Deux études ont confirmé, hier, que le médicament a tué plus de 500 personnes.
On pouvait imaginer qu’après l’affaire du sang contaminé, puis celle de l’hormone de croissance, et surtout avec la création des agences de sécurité sanitaire, les pouvoirs publics s’étaient donné les moyens de répondre efficacement aux dangers éventuels de certains médicaments ou pratiques médicales.
Patatras. Voilà qu’une nouvelle affaire leur explose à la figure : celle du Médiator, médicament coupe-faim produit par le laboratoire français Servier. Non seulement ce produit était inefficace, mais il se révèle dangereux. Hier, lors d’une réunion de la commission nationale de pharmacovigilance, deux études – l’une élaborée par la Cnam et l’autre par l’épidémiologiste Catherine Hill – confirment les premiers travaux qu’avait révélés le Figaro le mois dernier. Le Médiator serait bel et bien responsable de la mort de 500 à 1 000 patients. Et ce matin, l’Agence française de sécurité sanitaire des produits de santé (Afssaps), fortement mise en cause dans la gestion de ce dossier, va annoncer une série de mesures, dont une campagne d’information pour rechercher tous les patients qui ont pu prendre ce qui ne devait être qu’un médicament de confort.
Hypertension.«Cette affaire est gravissime, explique le député socialiste Gérard Bapt, responsable de la mission santé sur l’assurance maladie. Non seulement elle met en cause gravement le laboratoire Servier, mais aussi l’Afssaps.» Réponse, hier, de Jean Marimbert, directeur de l’Afssaps : «Il est facile de réécrire l’histoire. Peut-être n’avons-nous pas été assez rapides, mais on ne pouvait inventer des données que l’on n’avait pas.» Certes… Mais il n’y a qu’en France qu’une telle catastrophe a eu lieu.
Reprenons. Jusque dans les années 1990, les laboratoires Servier étaient leader sur le marché des coupe-faim, type anorexigène (provoquant une anorexie momentanée), avec deux produits : l’Isoméride puis le Médiator. Rapidement, le premier se montre dangereux, provoquant, entre autres, de l’hypertension pulmonaire artérielle (HTPA). En France, il sera interdit, non sans mal, en 1997. Et le Médiator ? Il continue, du moins dans l’Hexagone, son petit bonhomme de chemin. De formulation chimique légèrement différente de l’Isoméride, il est proche de la famille des fenfluramines. On sait que le risque de HTPA peut exister, comme l’atteinte des valves cardiaques. Mais qu’importe, on continue. En 1999, la commission de transparence rend son avis. Service médical rendu du Médiator ? «Insuffisant.» Ce n’est pas grave, on continue, et on le rembourse à 65%. Il est normalement réservé aux diabétiques en surpoids.
Plaintes. En février 1999, un médecin, le Dr Chiche, fait une première déclaration d’insuffisance aortique chez un patient ayant reçu du Médiator. On continue. Alors que de nombreux pays, dont les Etats-Unis, retirent ce produit, les laboratoires Servier se démènent pour dire que le Médiator n’a rien à voir avec l’Isoméride. Plus de 300 000 patients en reçoivent chaque année. Pour un chiffre d’affaires de 300 millions d’euros.

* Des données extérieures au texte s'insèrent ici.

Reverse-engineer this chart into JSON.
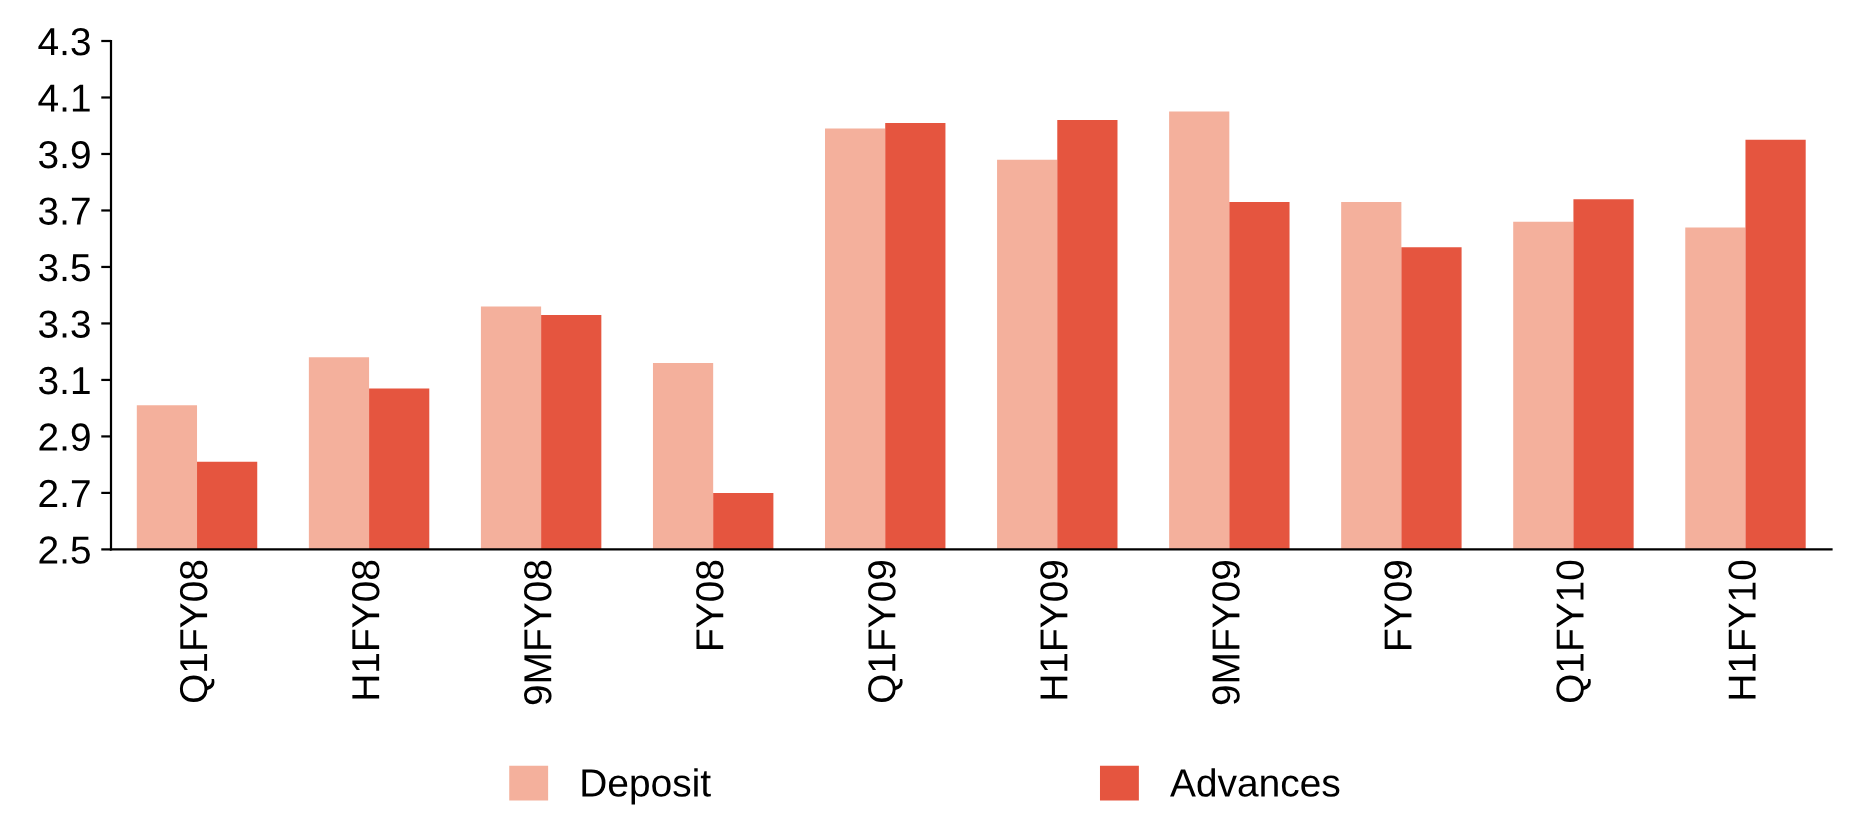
{
  "chart_data": {
    "type": "bar",
    "categories": [
      "Q1FY08",
      "H1FY08",
      "9MFY08",
      "FY08",
      "Q1FY09",
      "H1FY09",
      "9MFY09",
      "FY09",
      "Q1FY10",
      "H1FY10"
    ],
    "series": [
      {
        "name": "Deposit",
        "color": "#f4b09c",
        "values": [
          3.01,
          3.18,
          3.36,
          3.16,
          3.99,
          3.88,
          4.05,
          3.73,
          3.66,
          3.64
        ]
      },
      {
        "name": "Advances",
        "color": "#e5553f",
        "values": [
          2.81,
          3.07,
          3.33,
          2.7,
          4.01,
          4.02,
          3.73,
          3.57,
          3.74,
          3.95
        ]
      }
    ],
    "ylim": [
      2.5,
      4.3
    ],
    "yticks": [
      {
        "value": 2.5,
        "label": "2.5"
      },
      {
        "value": 2.7,
        "label": "2.7"
      },
      {
        "value": 2.9,
        "label": "2.9"
      },
      {
        "value": 3.1,
        "label": "3.1"
      },
      {
        "value": 3.3,
        "label": "3.3"
      },
      {
        "value": 3.5,
        "label": "3.5"
      },
      {
        "value": 3.7,
        "label": "3.7"
      },
      {
        "value": 3.9,
        "label": "3.9"
      },
      {
        "value": 4.1,
        "label": "4.1"
      },
      {
        "value": 4.3,
        "label": "4.3"
      }
    ],
    "grid": false,
    "legend": "bottom"
  }
}
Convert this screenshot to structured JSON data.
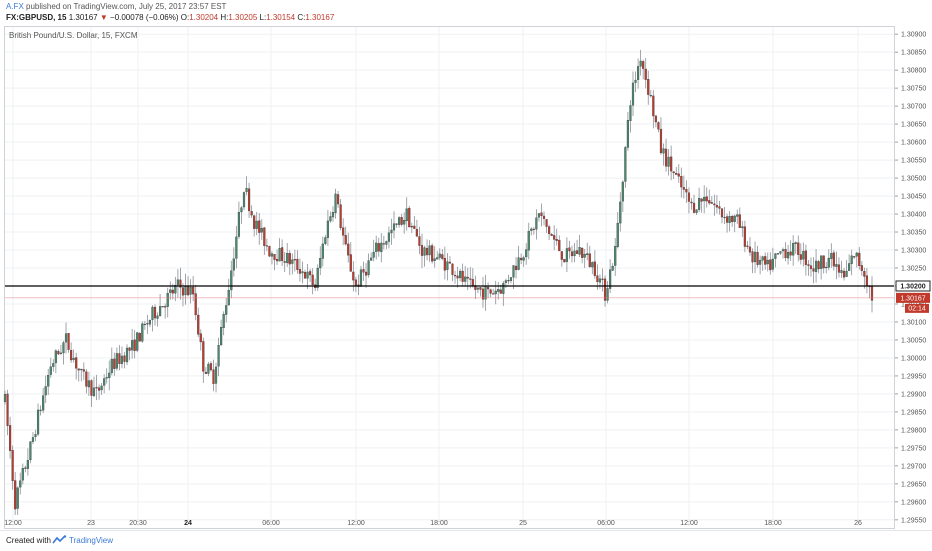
{
  "header": {
    "author": "A.FX",
    "published": "published on TradingView.com, July 25, 2017 23:57 EST",
    "symbol": "FX:GBPUSD, 15",
    "last": "1.30167",
    "arrow": "▼",
    "change": "−0.00078 (−0.06%)",
    "o_label": "O:",
    "o_value": "1.30204",
    "h_label": "H:",
    "h_value": "1.30205",
    "l_label": "L:",
    "l_value": "1.30154",
    "c_label": "C:",
    "c_value": "1.30167"
  },
  "chart_title": "British Pound/U.S. Dollar, 15, FXCM",
  "footer": {
    "created": "Created with",
    "brand": "TradingView"
  },
  "colors": {
    "up": "#4a8a6b",
    "down": "#c0392b",
    "wick": "#8a8f96",
    "hline": "#000000",
    "lastline": "#e08080"
  },
  "chart_data": {
    "type": "candlestick",
    "ylim": [
      1.2953,
      1.3092
    ],
    "y_ticks": [
      "1.30900",
      "1.30850",
      "1.30800",
      "1.30750",
      "1.30700",
      "1.30650",
      "1.30600",
      "1.30550",
      "1.30500",
      "1.30450",
      "1.30400",
      "1.30350",
      "1.30300",
      "1.30250",
      "1.30200",
      "1.30150",
      "1.30100",
      "1.30050",
      "1.30000",
      "1.29950",
      "1.29900",
      "1.29850",
      "1.29800",
      "1.29750",
      "1.29700",
      "1.29650",
      "1.29600",
      "1.29550"
    ],
    "x_ticks": [
      {
        "label": "12:00",
        "bold": false
      },
      {
        "label": "23",
        "bold": false
      },
      {
        "label": "20:30",
        "bold": false
      },
      {
        "label": "24",
        "bold": true
      },
      {
        "label": "06:00",
        "bold": false
      },
      {
        "label": "12:00",
        "bold": false
      },
      {
        "label": "18:00",
        "bold": false
      },
      {
        "label": "25",
        "bold": false
      },
      {
        "label": "06:00",
        "bold": false
      },
      {
        "label": "12:00",
        "bold": false
      },
      {
        "label": "18:00",
        "bold": false
      },
      {
        "label": "26",
        "bold": false
      }
    ],
    "horizontal_line": {
      "value": 1.302,
      "label": "1.30200"
    },
    "last_price": {
      "value": 1.30167,
      "label": "1.30167",
      "countdown": "02:14"
    },
    "anchors": [
      [
        0,
        1.2988
      ],
      [
        4,
        1.296
      ],
      [
        10,
        1.2975
      ],
      [
        18,
        1.2998
      ],
      [
        24,
        1.3005
      ],
      [
        30,
        1.2995
      ],
      [
        36,
        1.299
      ],
      [
        42,
        1.2998
      ],
      [
        50,
        1.3003
      ],
      [
        58,
        1.3012
      ],
      [
        68,
        1.302
      ],
      [
        74,
        1.3018
      ],
      [
        78,
        1.2998
      ],
      [
        82,
        1.2995
      ],
      [
        88,
        1.302
      ],
      [
        94,
        1.3048
      ],
      [
        98,
        1.3038
      ],
      [
        104,
        1.303
      ],
      [
        110,
        1.3028
      ],
      [
        116,
        1.3025
      ],
      [
        122,
        1.302
      ],
      [
        126,
        1.3035
      ],
      [
        130,
        1.3045
      ],
      [
        134,
        1.303
      ],
      [
        138,
        1.302
      ],
      [
        146,
        1.303
      ],
      [
        152,
        1.3035
      ],
      [
        158,
        1.304
      ],
      [
        164,
        1.303
      ],
      [
        170,
        1.3028
      ],
      [
        176,
        1.3025
      ],
      [
        182,
        1.302
      ],
      [
        190,
        1.3018
      ],
      [
        196,
        1.302
      ],
      [
        204,
        1.303
      ],
      [
        210,
        1.304
      ],
      [
        214,
        1.3035
      ],
      [
        220,
        1.3028
      ],
      [
        226,
        1.303
      ],
      [
        232,
        1.3025
      ],
      [
        236,
        1.3018
      ],
      [
        240,
        1.303
      ],
      [
        246,
        1.3072
      ],
      [
        250,
        1.3084
      ],
      [
        254,
        1.3072
      ],
      [
        258,
        1.3058
      ],
      [
        264,
        1.305
      ],
      [
        270,
        1.3042
      ],
      [
        276,
        1.3045
      ],
      [
        282,
        1.304
      ],
      [
        288,
        1.3038
      ],
      [
        294,
        1.3028
      ],
      [
        300,
        1.3025
      ],
      [
        306,
        1.303
      ],
      [
        312,
        1.303
      ],
      [
        318,
        1.3025
      ],
      [
        324,
        1.3028
      ],
      [
        330,
        1.3022
      ],
      [
        334,
        1.3029
      ],
      [
        338,
        1.3024
      ],
      [
        341,
        1.3017
      ]
    ],
    "n_candles": 342
  }
}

Bien souvent, ce sont des généralistes qui en prescrivent, mano largo, en dehors des recommandations cliniques. Mais on laisse faire. Faut-il noter qu’alors, le directeur scientifique de Servier est aussi trésorier de la Société française de pharmacovigilance et de thérapeutique ?
Il faudra attendre 2009 pour que les choses changent, quand une pneumologue hospitalière de Brest, le Dr Irène Frachon, est étonnée par des patients qu’elle reçoit. «Rétrospectivement, c’était comme le nez sur la figure, et pourtant on ne le voyait pas», raconte-t-elle. En juillet 2009, une étude brestoise, faite sans moyens, tombe : «70% des malades souffrant d’atteintes inexpliquées de leur valve mitrale ont été exposés à une prise de Médiator.» En novembre 2009, l’Afssaps se décide à suspendre le Médiator. Comment justifier pareille lenteur ? «Nous n’avions, jusqu’à la fin 2008, qu’un seul cas confirmé de la valvulopathie cardiaque», se défend Jean Marimbert. «Et je ne pouvais pas prendre une décision sur ce seul cas. Mais c’est vrai, il nous a manqué des éléments de surveillance épidémiologique pour croiser les données.»
Une dizaine de plaintes ont été déposées. On attend la réaction de la nouvelle secrétaire d’Etat à la Santé, Nora Berra, qui a été pendant dix ans salariée de l’industrie pharmaceutique.